爽風上々のブログ

熊本の片田舎に住むリタイア読書人がその時々の心に触れたものを書き散らしています。読んだ本の感想がメインですが(読書記録)、エネルギー問題、食品問題など、また政治経済・環境問題など興味のあるものには触れていきます。

「アメリカと中国 もたれ合う大国」スティーブン・ローチ著

トランプ政権で厳しさを増した米中関係はその後もさらに激化し戦争すらあり得るという状況にも見えます。

しかしその一方で貿易の関係は減ったようにも見えず相変わらず相互依存体制であるようです。

このような米中関係というものをこれまでの歴史的な展開から現状まで詳しく論じています。

 

著者のローチさんは1990年代にはモルガン・スタンレーでチーフ・エコノミストを務めておりその後も大学の研究員としてアジア関係の経済を研究しているという人で中国の経済については専門家です。

 

本書出版は2015年でありトランプ政権でまたかなり情勢は変わっていますがその基本としては本書の通りでしょう。

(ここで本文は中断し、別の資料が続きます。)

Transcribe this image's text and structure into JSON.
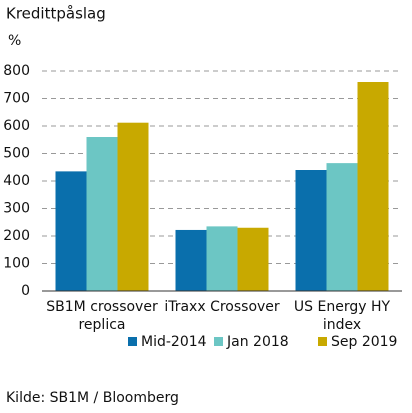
{
  "chart_data": {
    "type": "bar",
    "title": "Kredittpåslag",
    "y_label": "%",
    "categories": [
      "SB1M crossover replica",
      "iTraxx Crossover",
      "US Energy HY index"
    ],
    "series": [
      {
        "name": "Mid-2014",
        "color": "#0a6fac",
        "values": [
          435,
          222,
          440
        ]
      },
      {
        "name": "Jan 2018",
        "color": "#6cc6c4",
        "values": [
          560,
          235,
          465
        ]
      },
      {
        "name": "Sep 2019",
        "color": "#c8a900",
        "values": [
          612,
          230,
          760
        ]
      }
    ],
    "ylim": [
      0,
      800
    ],
    "yticks": [
      0,
      100,
      200,
      300,
      400,
      500,
      600,
      700,
      800
    ],
    "grid": true,
    "source": "Kilde: SB1M / Bloomberg"
  }
}
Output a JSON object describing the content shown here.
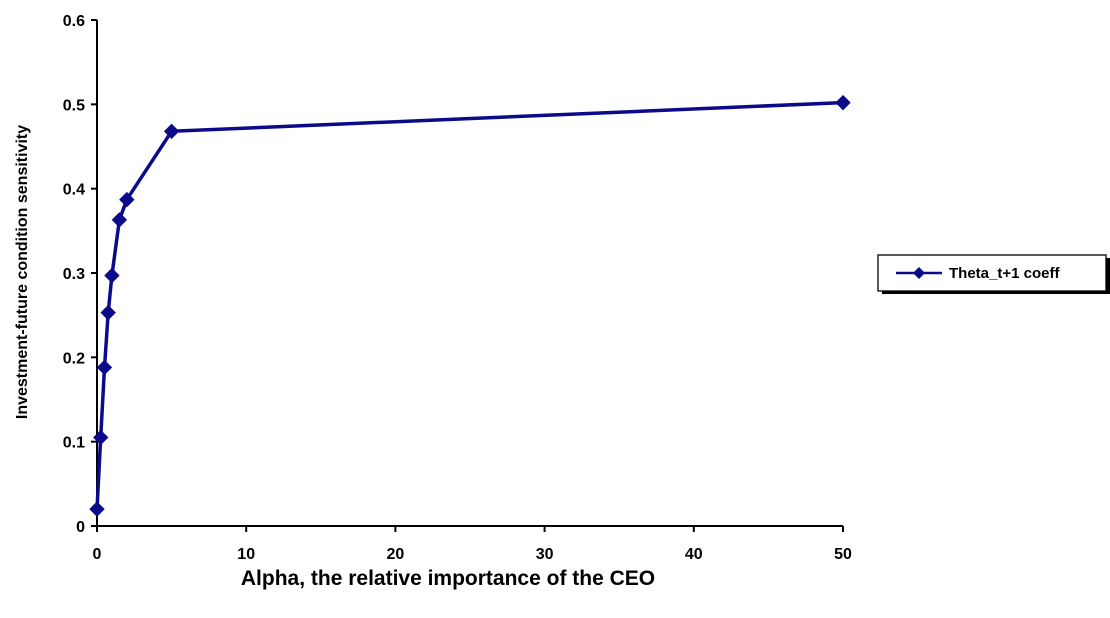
{
  "chart_data": {
    "type": "line",
    "title": "",
    "xlabel": "Alpha, the relative importance of the CEO",
    "ylabel": "Investment-future condition sensitivity",
    "xlim": [
      0,
      50
    ],
    "ylim": [
      0,
      0.6
    ],
    "xticks": [
      0,
      10,
      20,
      30,
      40,
      50
    ],
    "yticks": [
      0,
      0.1,
      0.2,
      0.3,
      0.4,
      0.5,
      0.6
    ],
    "grid": false,
    "legend_position": "right",
    "series": [
      {
        "name": "Theta_t+1 coeff",
        "color": "#0a0a8a",
        "marker": "diamond",
        "x": [
          0,
          0.25,
          0.5,
          0.75,
          1,
          1.5,
          2,
          5,
          50
        ],
        "y": [
          0.02,
          0.105,
          0.188,
          0.253,
          0.297,
          0.363,
          0.387,
          0.468,
          0.502
        ]
      }
    ]
  }
}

中国は米国債の最大の保有国であり、中国の輸出品の最大の輸入国がアメリカであるという構造は、現在では日本の米国債保有が増加はしているものの大きな変化はないのでしょう。

 

このような関係の構造はそれほど昔から続いていたわけではなく、中国が市場経済を取り入れながら国力を増強しようとしていた時期にアメリカの思惑と上手く適合して作り上げてしまいました。

アメリカの貯蓄性の極めて低い状況は昔から変わらず、それにも関わらず消費をしたいという国民の志向を満足させるための相手として、米国債を買いながら安い製品を作ってアメリカに輸出する中国というものは格好の存在でした。

中国側としても有り余る貯蓄を使う術もなく、製品製造による経済成長を成し遂げる手段としての対米関係は都合の良いものでした。

しかしそれが限界を突破しどちらにとっても耐え難いものとなっても止めるわけは行かないというのが現状なのでしょう。

 

とはいえ、世界の経済構造の中では米中貿易の中身はかなり変化しています。

1980年代には中国からアメリカへの輸出品は半導体チップの他にはアパレルや玩具などの非耐久消費財が主でした。

しかし現在ではその他多くの耐久消費財を中国で生産しアメリカに輸出していますが、その半製品は中国が他国から輸入し、国内で組み立てています。

そのすべての価格を「中国製品」として統計でとらえていますが、中味の60%は他国の生産額とすべきところです。

 

世界の貿易というものが、かつての第1次グローバリゼーションとでも言うべき状況と今の第2次グリーばリゼーションとでは相当意味が違ってきています。

グローバルな輸送・出荷システムが世界中に張り巡らされている上に、インターネットによる情報通信の高速化が大きな変化をもたらしました。

技術の伝播と吸収の速度というものも驚くべき展開を見せています。

 

米中関係の悪化に伴い、中国は米国債の投げ売りという脅しも使うようになりました。

ただし、実際にそれをやってしまえば中国の保有分も暴落してしまい共倒れになりかねません。

それでも2015年には「米国債の購入を控える」という手段に出ましたが、それを予期していなかったアメリカ政府は狼狽しました。

 

本書執筆時には日本は安倍政権発足の直後でしたが、それについても少しだけ言及されています。

アベノミクスの3本の矢というものを取り上げており、積極的な金融緩和策を取ることを紹介しています。

しかし、一方では「ないがしろにしてきた項目の長いリストを放置している。柔軟な雇用・移民政策、企業のリストラや倒産をしやすくする規制緩和、サービス部門におけるITを活用した生産性向上、ポスト原子力エネルギーの戦略、巨大な郵便貯金制度改革など」と指摘しており、これらをほったらかしにしたままの金融緩和による一時的な回復はすぐ色あせてしまうだろうとしています。

見る人は見ているというところでしょうか。

それを色あせたとも思わずに10年以上も続け、さらに継承すると言っているのが今の日銀ということでしょう。

 

このような「もたれ合ったまま」の米中関係でどうやって戦争などをするつもりなのでしょう。

まさしく、「ただのポーズ」なのでしょうが、それに踊らされて巨額の米製中古兵器を高く買わされる日本のバカさ加減に呆れるというところです。